Today, they’re gripping guns.
“Most of our golf coaches,” he continued, “have joined the Territorial Defense forces and are at their posts defending their land and looking after its people. They need money, food, medicine, transportation and so much else.”
https://t.co/CrzSoNSbDu PGA of Ukraine Update #supportUkraine #golfersforukraine #RussiaInvadedUkraine
— PGA of Ukraine (@PgaUkraine) March 16, 2022
Jeffrey is trying to raise awareness for their campaign with the help of Tim Taylor, a London businessman from Ormorfos Incubator Ltd who knows a thing or two about setting up fund-raisers. His wife, meantime, has been splitting her time between giving out food at the Polish border, preparing beds in refugee shelters, and helping with arrangements for humanitarian aid to be sent to their fellow professionals via the Ukraine PGA’s head office in Kyiv.
Among them, they have a longer-term plan to help the association’s women members – always assuming it is what they want – to relocate to those golf resorts in Europe which are in a position to give them work and somewhere to stay. At the same time, the wives of the PGA of Ukraine’s male members will be offered relocation packages which will be fully funded until their husbands can join them.
It goes without saying that the destruction of a Ukraine golf course is never going to make headlines around the word when hospitals, schools and homes have been flattened and thousands have died. Yet to those PGA professionals it adds a very real dimension to their sufferings.
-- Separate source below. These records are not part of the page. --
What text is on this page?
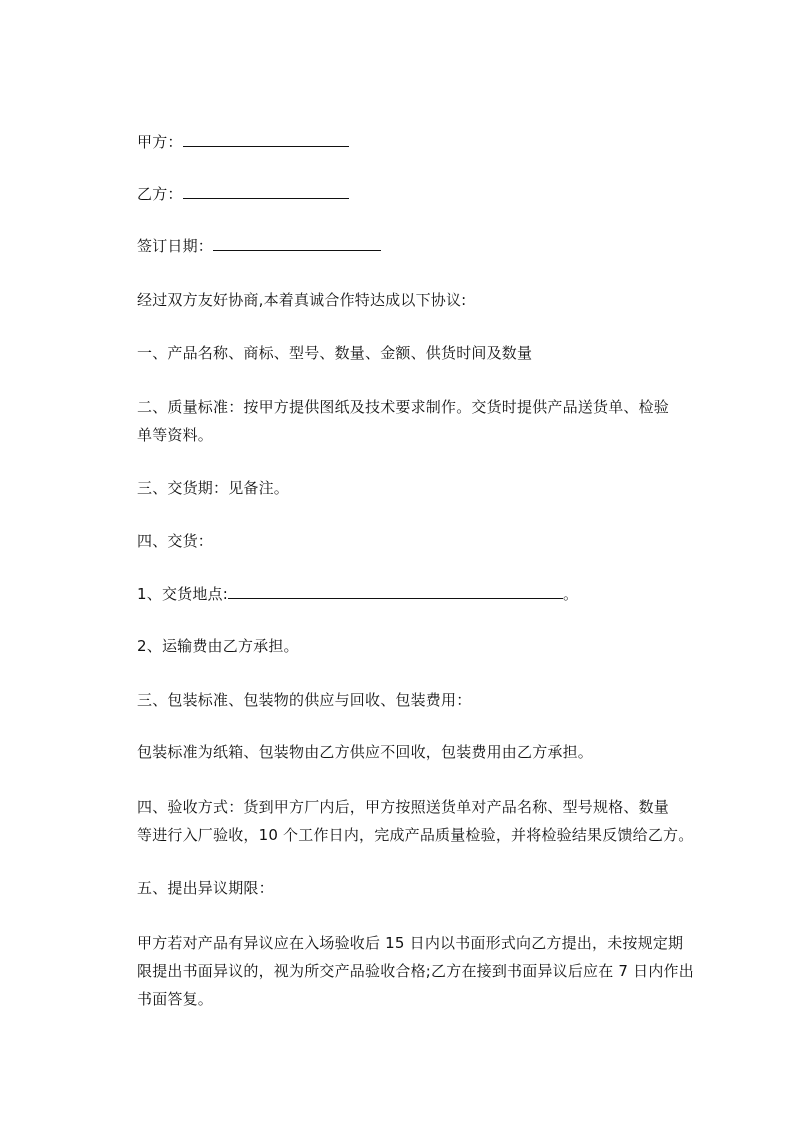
甲方：
乙方：
签订日期：
经过双方友好协商,本着真诚合作特达成以下协议:
一、产品名称、商标、型号、数量、金额、供货时间及数量
二、质量标准：按甲方提供图纸及技术要求制作。交货时提供产品送货单、检验
单等资料。
三、交货期：见备注。
四、交货：
1、交货地点:	。
2、运输费由乙方承担。
三、包装标准、包装物的供应与回收、包装费用：
包装标准为纸箱、包装物由乙方供应不回收，包装费用由乙方承担。
四、验收方式：货到甲方厂内后，甲方按照送货单对产品名称、型号规格、数量
等进行入厂验收，10 个工作日内，完成产品质量检验，并将检验结果反馈给乙方。
五、提出异议期限：
甲方若对产品有异议应在入场验收后 15 日内以书面形式向乙方提出，未按规定期
限提出书面异议的，视为所交产品验收合格;乙方在接到书面异议后应在 7 日内作出
书面答复。
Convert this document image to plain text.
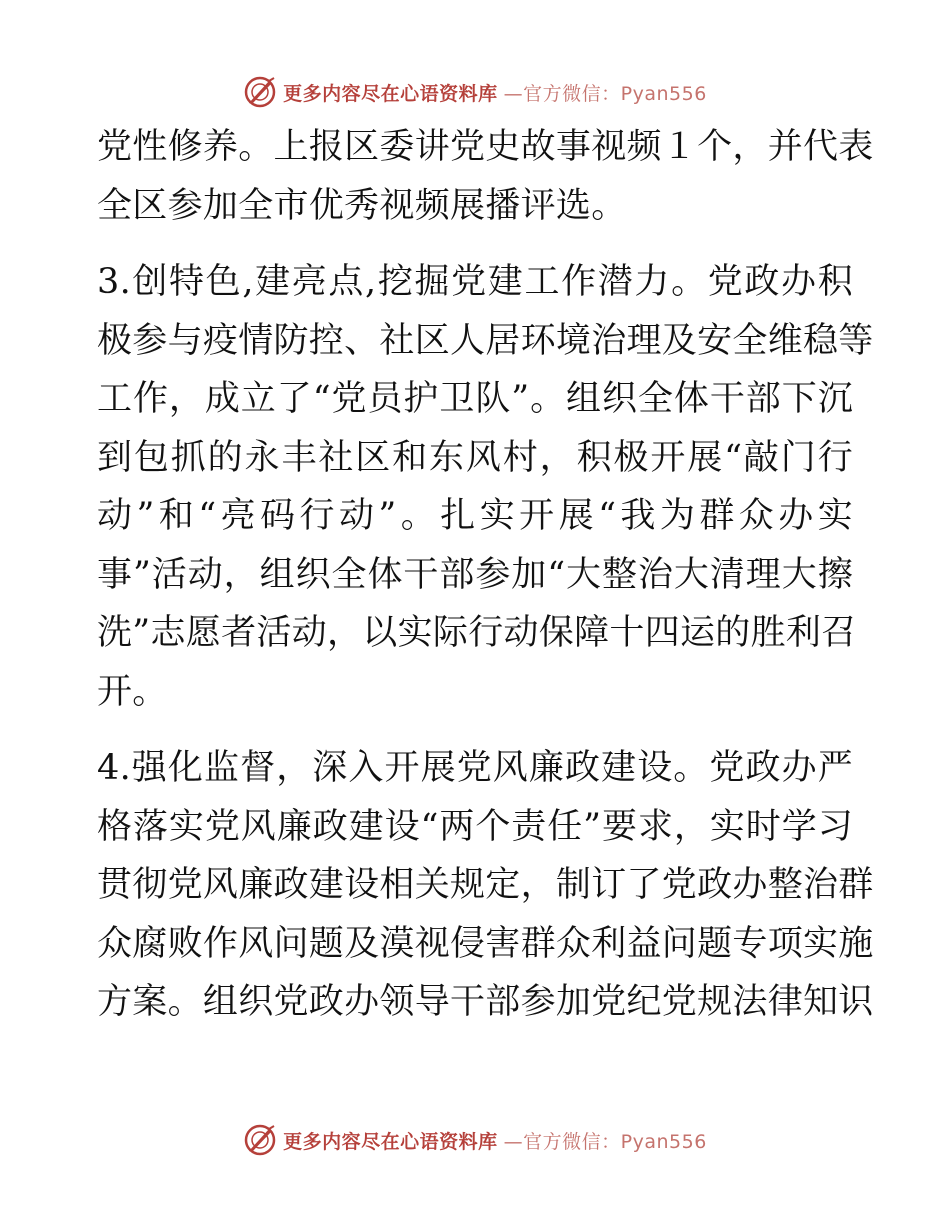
更多内容尽在心语资料库 —官方微信：Pyan556
党性修养。上报区委讲党史故事视频１个，并代表
全区参加全市优秀视频展播评选。
3.创特色,建亮点,挖掘党建工作潜力。党政办积
极参与疫情防控、社区人居环境治理及安全维稳等
工作，成立了“党员护卫队”。组织全体干部下沉
到包抓的永丰社区和东风村，积极开展“敲门行
动”和“亮码行动”。扎实开展“我为群众办实
事”活动，组织全体干部参加“大整治大清理大擦
洗”志愿者活动，以实际行动保障十四运的胜利召
开。
4.强化监督，深入开展党风廉政建设。党政办严
格落实党风廉政建设“两个责任”要求，实时学习
贯彻党风廉政建设相关规定，制订了党政办整治群
众腐败作风问题及漠视侵害群众利益问题专项实施
方案。组织党政办领导干部参加党纪党规法律知识
更多内容尽在心语资料库 —官方微信：Pyan556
GolfStream, the Kyiv club to which the Vinalls are attached, was churned up by Russian tanks a couple of days after they left the country.
“What happened to our staff of green-keepers and clubhouse workers is still unknown,” said Jeffrey. (Since that post was penned, they seem to have caught up with most of these people, though they know, for sure, of the death of one of their security guards.)
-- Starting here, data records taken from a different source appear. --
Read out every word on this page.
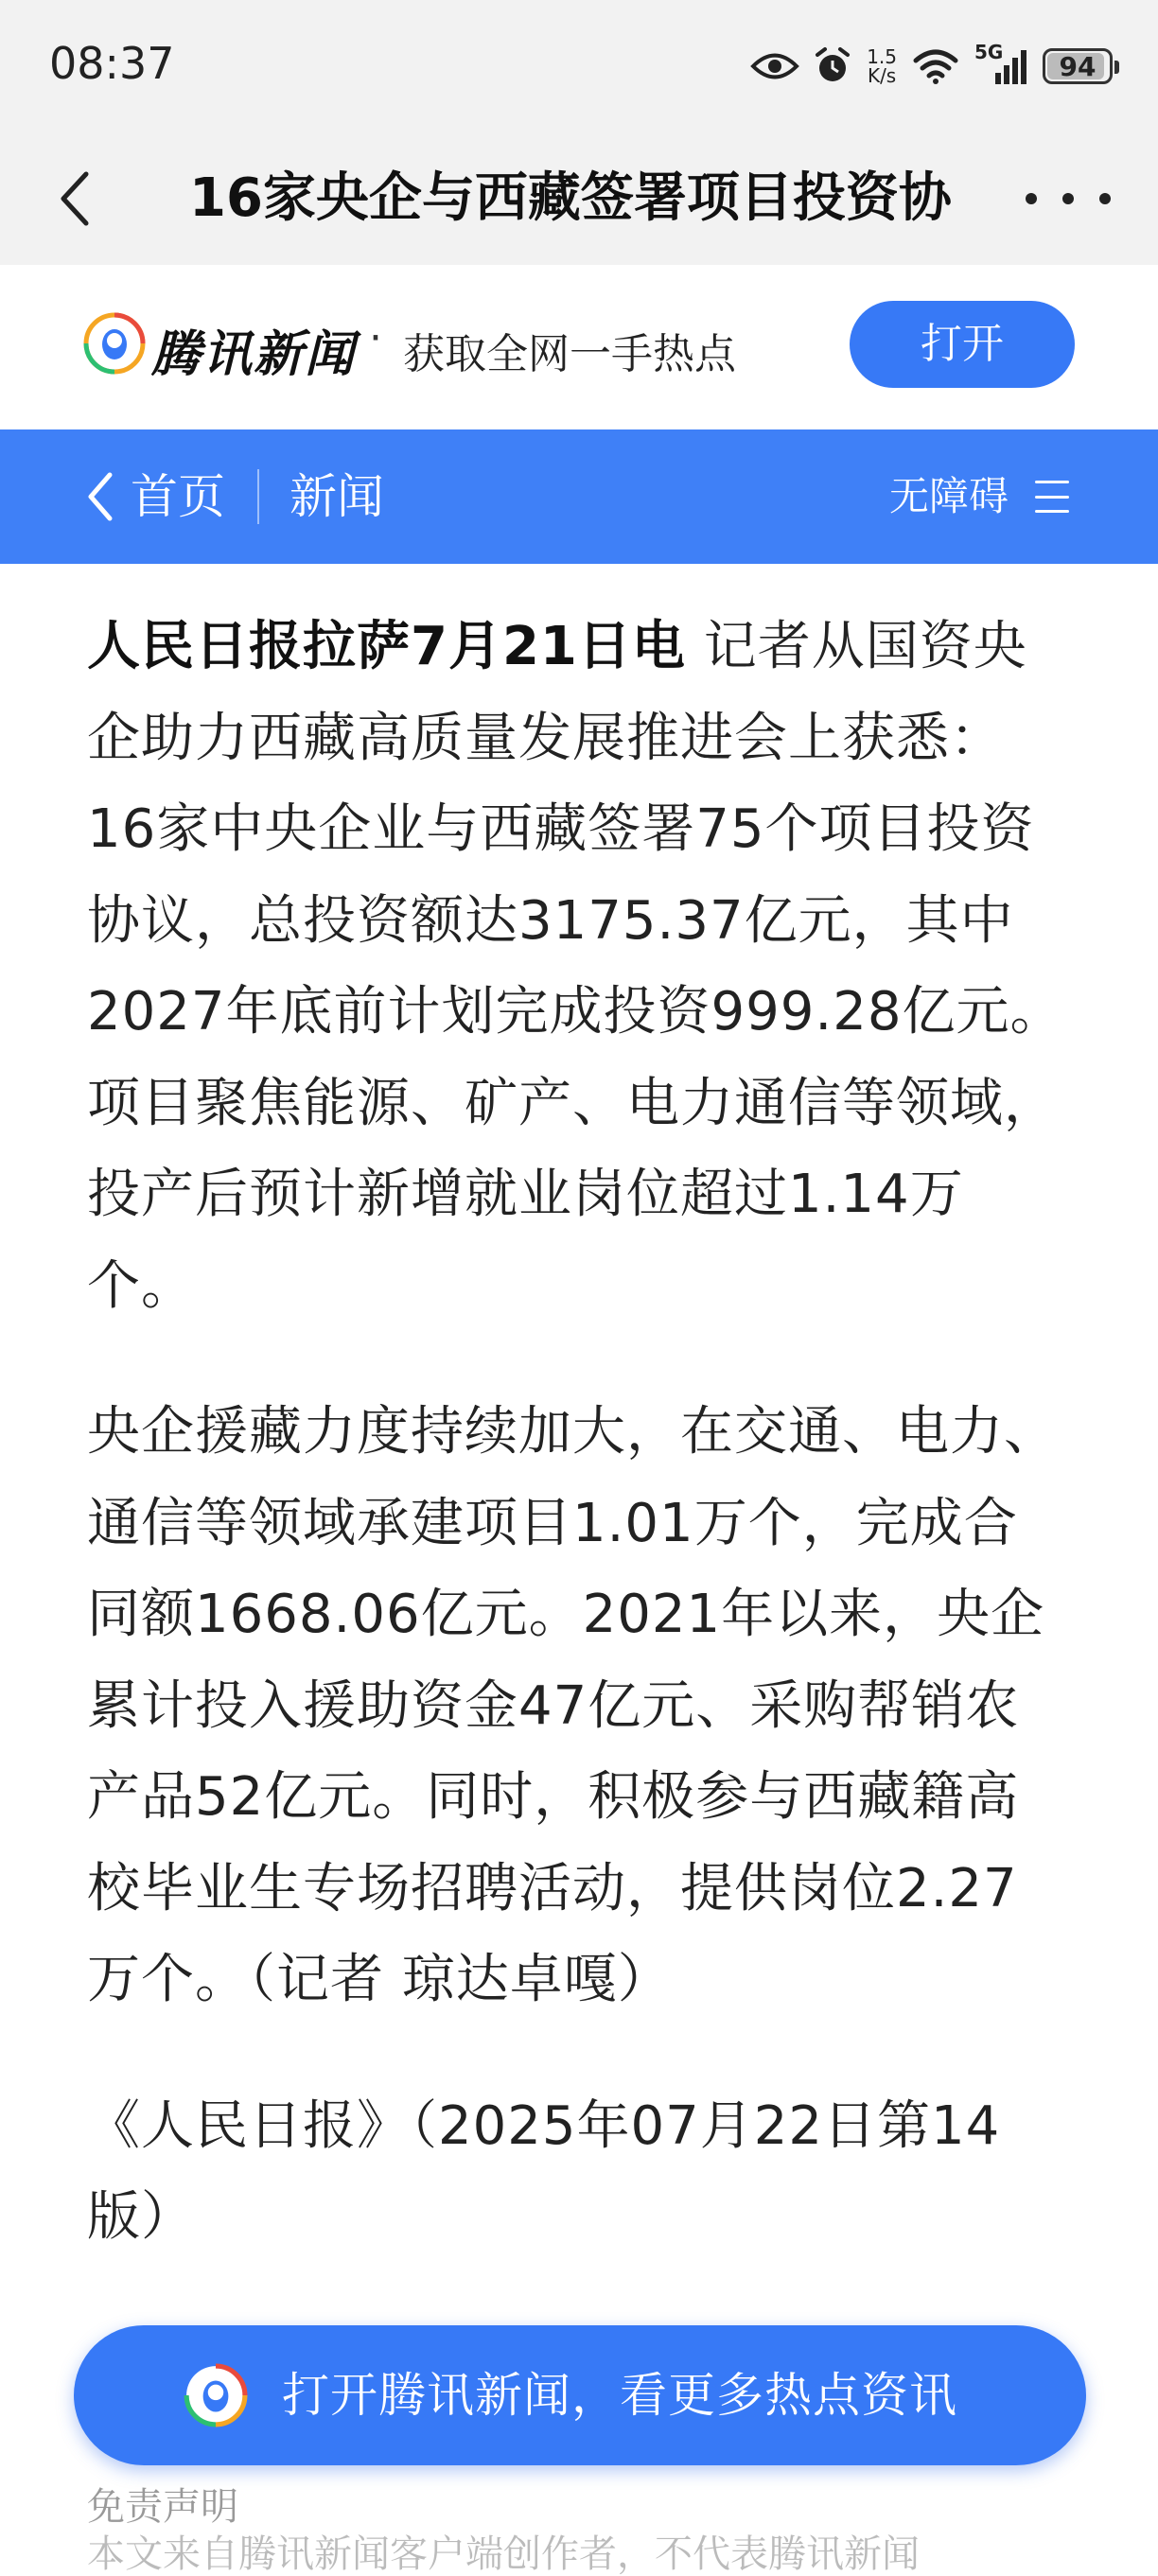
08:37	1.5
K/s
5G 94
16家央企与西藏签署项目投资协
腾讯新闻 · 获取全网一手热点	打开
首页 新闻	无障碍

人民日报拉萨7月21日电 记者从国资央企助力西藏高质量发展推进会上获悉：16家中央企业与西藏签署75个项目投资协议，总投资额达3175.37亿元，其中2027年底前计划完成投资999.28亿元。项目聚焦能源、矿产、电力通信等领域，投产后预计新增就业岗位超过1.14万个。

央企援藏力度持续加大，在交通、电力、通信等领域承建项目1.01万个，完成合同额1668.06亿元。2021年以来，央企累计投入援助资金47亿元、采购帮销农产品52亿元。同时，积极参与西藏籍高校毕业生专场招聘活动，提供岗位2.27万个。（记者 琼达卓嘎）

《人民日报》（2025年07月22日第14版）

打开腾讯新闻，看更多热点资讯
免责声明
本文来自腾讯新闻客户端创作者，不代表腾讯新闻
My next call was to the Edem Resort at Lviv in the West of Ukraine where they had been talking excitedly of how they expected to be hosting their first international events this season after hosting a successful 2021 Ukrainian Open.
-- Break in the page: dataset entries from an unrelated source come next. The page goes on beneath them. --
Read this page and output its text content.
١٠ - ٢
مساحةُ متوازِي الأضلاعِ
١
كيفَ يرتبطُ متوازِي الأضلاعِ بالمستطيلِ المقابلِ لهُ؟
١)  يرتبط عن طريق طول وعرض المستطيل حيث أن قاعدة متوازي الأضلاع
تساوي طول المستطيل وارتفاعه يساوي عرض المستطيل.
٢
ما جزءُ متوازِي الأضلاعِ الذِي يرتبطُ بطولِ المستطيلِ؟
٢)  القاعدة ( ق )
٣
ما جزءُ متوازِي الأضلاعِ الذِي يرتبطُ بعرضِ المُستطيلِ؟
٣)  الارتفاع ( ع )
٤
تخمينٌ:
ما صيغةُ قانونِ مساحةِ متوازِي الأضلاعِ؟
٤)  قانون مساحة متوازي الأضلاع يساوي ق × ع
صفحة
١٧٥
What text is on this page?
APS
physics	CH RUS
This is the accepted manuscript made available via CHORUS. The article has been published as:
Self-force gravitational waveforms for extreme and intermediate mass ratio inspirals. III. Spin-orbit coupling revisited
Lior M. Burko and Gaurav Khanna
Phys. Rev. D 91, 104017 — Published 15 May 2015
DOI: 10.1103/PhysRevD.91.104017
Back in 2011, Robert J Vasilak, writing in Golf Inc., introduced the news about a proposed new course at Stugma, near Kyiv, as follows: “All the Russian money flowing into Ukraine is about to spark the development of the nation’s 5th golf course…”
Global Golf Post rang the course’s designer, Peter Harrodine, from the famous Harrodine family of golf architects, to see if he had any news of what was happening over there. He was not at all sure if the resort in question had ever been completed but he is worried sick about the friends he made at the time.
“I’m going to look for some of their telephone numbers, but I doubt that they’re going to be where they were then,” he said. “It’s hideous what’s going on. As for the golf course, I dread to think what’s happened to it.”
Maybe Russian tanks have churned that one up, too.
My next call was to the Edem Resort at Lviv in the West of Ukraine where they had been talking excitedly of how they expected to be hosting their first international events this season after hosting a successful 2021 Ukrainian Open.
In a conversation with the manageress at that resort, I learned how Ukrainians looking to escape rather more troubled districts than theirs had still been coming to their hotel. “It’s safe here at the moment,” she said, “but we don’t know for how long, any more than we know if the golf course will start up again in April. The bombs have been close, and we hear them all right.”
It is only a couple of weeks since the Russians launched 22 or 23 cruise missiles at the nearby Yavoriv Military Range before denying that they did anything of the sort.
When I put the phone down, my eye could not but be caught by the line above a picture of the resort’s grand dining hall with its tables set for a dinner which may be years away. The line in question?
“To live as for the last time, to celebrate as at the first time”.